Mar 28 2010
By Candy Lashkari
The tourist season may not be quite as healthy for the locals as it was before. In an eight year old study conducted by the Sydney Sexual Health Care Centre some scary facts have come to light. The study was based on about 5,700 backpackers who belonged mostly to the UK or Ireland and were in their mid twenties.
Binge drinking and unprotected sex are typical party behaviors that the backpackers were found to indulge in, leading to the spread of an alarming number of Sexually Transmitted Diseases. STDs like chlamydia, genital warts and herpes were being spread amongst the local Australian population and triggering an STD crisis.
Of the backpackers studied the females were twice as likely to binge on drinks and the male backpackers three times so. 50% of the males who visited the Center at Sydney mentioned that they had more than 2 sexual partners in the last 3 months and 30% of the women said the same.
10 % of all backpackers surveyed also said that they had indulged in sex in Thailand in the previous year. Also 50% of the backpackers admitted to having sex with a new partner when they travelled to another country.
The promiscuousness did lead to STDs.
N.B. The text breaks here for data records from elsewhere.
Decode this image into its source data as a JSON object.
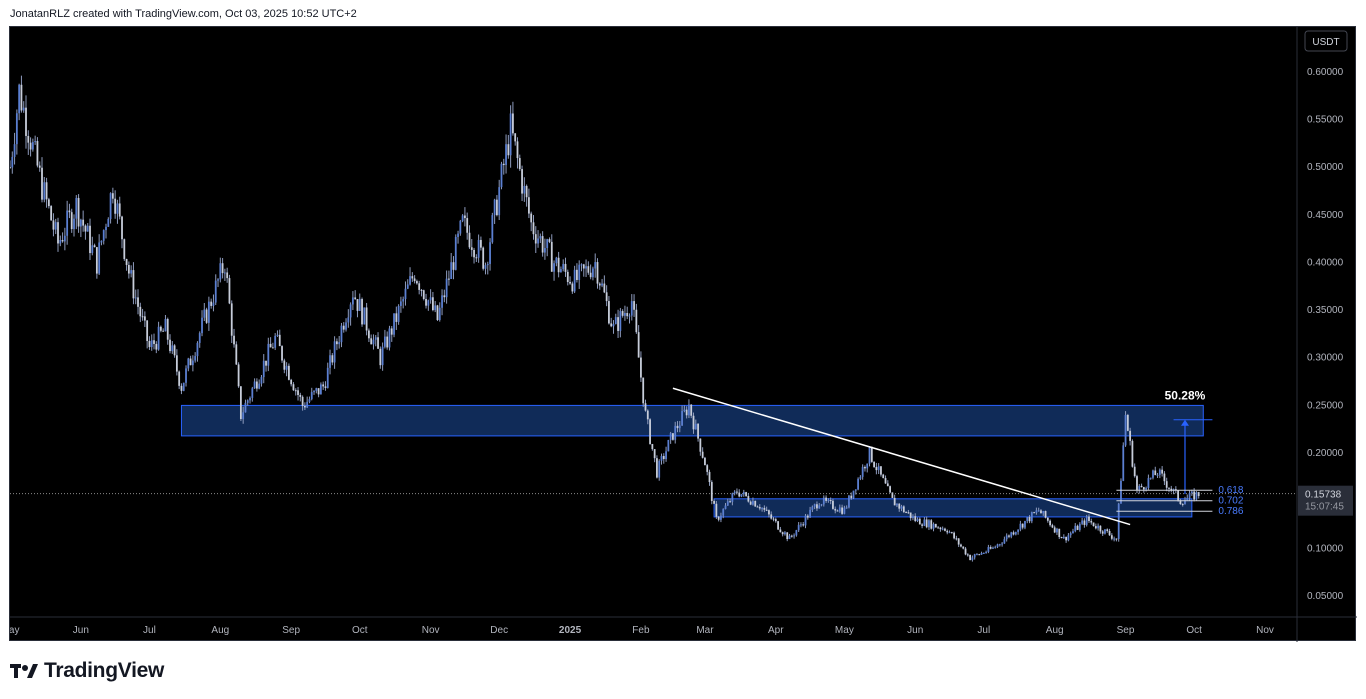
{
  "header": {
    "text": "JonatanRLZ created with TradingView.com, Oct 03, 2025 10:52 UTC+2"
  },
  "footer": {
    "logo_text": "TradingView"
  },
  "colors": {
    "background": "#000000",
    "candle": "#5b7fd1",
    "zone_fill": "#1e4fa0",
    "zone_border": "#2962ff",
    "trendline": "#ffffff",
    "price_line": "#8a8a8a",
    "fib_label": "#4a7cff"
  },
  "chart_data": {
    "type": "candlestick",
    "currency": "USDT",
    "y_ticks": [
      "0.60000",
      "0.55000",
      "0.50000",
      "0.45000",
      "0.40000",
      "0.35000",
      "0.30000",
      "0.25000",
      "0.20000",
      "0.15000",
      "0.10000",
      "0.05000"
    ],
    "ylim": [
      0.028,
      0.647
    ],
    "x_ticks": [
      "May",
      "Jun",
      "Jul",
      "Aug",
      "Sep",
      "Oct",
      "Nov",
      "Dec",
      "2025",
      "Feb",
      "Mar",
      "Apr",
      "May",
      "Jun",
      "Jul",
      "Aug",
      "Sep",
      "Oct",
      "Nov"
    ],
    "x_range": [
      "2024-05-01",
      "2025-11-15"
    ],
    "last_price": "0.15738",
    "countdown": "15:07:45",
    "series_path": [
      [
        "2024-05-01",
        0.5
      ],
      [
        "2024-05-05",
        0.58
      ],
      [
        "2024-05-15",
        0.48
      ],
      [
        "2024-05-22",
        0.42
      ],
      [
        "2024-05-30",
        0.46
      ],
      [
        "2024-06-08",
        0.4
      ],
      [
        "2024-06-15",
        0.48
      ],
      [
        "2024-06-22",
        0.39
      ],
      [
        "2024-07-01",
        0.31
      ],
      [
        "2024-07-08",
        0.33
      ],
      [
        "2024-07-15",
        0.27
      ],
      [
        "2024-07-25",
        0.34
      ],
      [
        "2024-08-03",
        0.4
      ],
      [
        "2024-08-10",
        0.24
      ],
      [
        "2024-08-25",
        0.32
      ],
      [
        "2024-09-06",
        0.25
      ],
      [
        "2024-09-15",
        0.27
      ],
      [
        "2024-09-28",
        0.37
      ],
      [
        "2024-10-10",
        0.3
      ],
      [
        "2024-10-25",
        0.39
      ],
      [
        "2024-11-04",
        0.34
      ],
      [
        "2024-11-15",
        0.44
      ],
      [
        "2024-11-25",
        0.4
      ],
      [
        "2024-12-06",
        0.54
      ],
      [
        "2024-12-15",
        0.44
      ],
      [
        "2024-12-25",
        0.4
      ],
      [
        "2025-01-03",
        0.38
      ],
      [
        "2025-01-12",
        0.4
      ],
      [
        "2025-01-20",
        0.33
      ],
      [
        "2025-01-28",
        0.36
      ],
      [
        "2025-02-03",
        0.24
      ],
      [
        "2025-02-08",
        0.18
      ],
      [
        "2025-02-15",
        0.22
      ],
      [
        "2025-02-22",
        0.25
      ],
      [
        "2025-03-01",
        0.19
      ],
      [
        "2025-03-06",
        0.13
      ],
      [
        "2025-03-15",
        0.16
      ],
      [
        "2025-03-25",
        0.145
      ],
      [
        "2025-04-07",
        0.11
      ],
      [
        "2025-04-20",
        0.15
      ],
      [
        "2025-05-01",
        0.14
      ],
      [
        "2025-05-12",
        0.2
      ],
      [
        "2025-05-22",
        0.15
      ],
      [
        "2025-06-01",
        0.13
      ],
      [
        "2025-06-15",
        0.12
      ],
      [
        "2025-06-25",
        0.09
      ],
      [
        "2025-07-05",
        0.1
      ],
      [
        "2025-07-15",
        0.12
      ],
      [
        "2025-07-25",
        0.14
      ],
      [
        "2025-08-05",
        0.11
      ],
      [
        "2025-08-15",
        0.13
      ],
      [
        "2025-08-28",
        0.11
      ],
      [
        "2025-09-01",
        0.24
      ],
      [
        "2025-09-06",
        0.16
      ],
      [
        "2025-09-15",
        0.18
      ],
      [
        "2025-09-25",
        0.15
      ],
      [
        "2025-10-03",
        0.157
      ]
    ],
    "zones": [
      {
        "from": "2024-07-15",
        "to": "2025-10-05",
        "low": 0.218,
        "high": 0.25
      },
      {
        "from": "2025-03-05",
        "to": "2025-09-30",
        "low": 0.133,
        "high": 0.152
      }
    ],
    "trendline": {
      "from": [
        "2025-02-15",
        0.268
      ],
      "to": [
        "2025-09-03",
        0.125
      ]
    },
    "measure": {
      "label": "50.28%",
      "date": "2025-09-27",
      "from": 0.157,
      "to": 0.235,
      "line_from": "2025-09-22",
      "line_to": "2025-10-09"
    },
    "fib": {
      "line_from": "2025-08-28",
      "line_to": "2025-10-09",
      "levels": [
        {
          "label": "0.618",
          "value": 0.161
        },
        {
          "label": "0.702",
          "value": 0.15
        },
        {
          "label": "0.786",
          "value": 0.139
        }
      ]
    }
  }
}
Especially in light of the information that most backpackers were not prone to using protection. What was worse was that the local population was not using the protection offered by condoms as well.
The backpackers also had a tendency to seek help for the STDs at Australia’s public health clinics as the services were free. However authorities are concerned about the spread of these STDs to the local population.
The research study which is about to be published in the international journal Sexually Transmitted Infections, concluded that, “backpackers should be a priority population for sexual health promotion and access to services”
Sex health authorities felt that there was a need to target backpackers to curb the STD crisis that they were generating Down Under. The tourists were passing diseases to the local population and the sex, booze culture was making the problem difficult to tackle.
However it is one of those situations where the only thing that can be done, is spreading awareness. That too has been difficult as schools which took children on trips to sexual health clinics were coming in for a whole lot of criticism.
Dr Dawn Wilkinson of the Imperial College Healthcare Trust, in West London said: "We are trying to demystify the experience for children who may have to visit later in life, and to make the clinic friendly and welcoming. It is important that they know there are services for young people and how to access them, given all the sexually transmitted and infections and teen pregnancies that we see.”
However others felt it was sending a wrong signal to impressionable teenagers that STDs were to be expected and to even maybe rush into sex. Margaret Morrissey of pressure group Parents Outloud, was concerned that, “asking a group of 14 year-olds to an STD clinic not only suggests that casual sex is normal, but will make many teenagers feel under pressure to rush into sexual relationships for which they are not ready. I really worry that yet again we are treating children as mini-adults, and storing up terrible consequences for society.”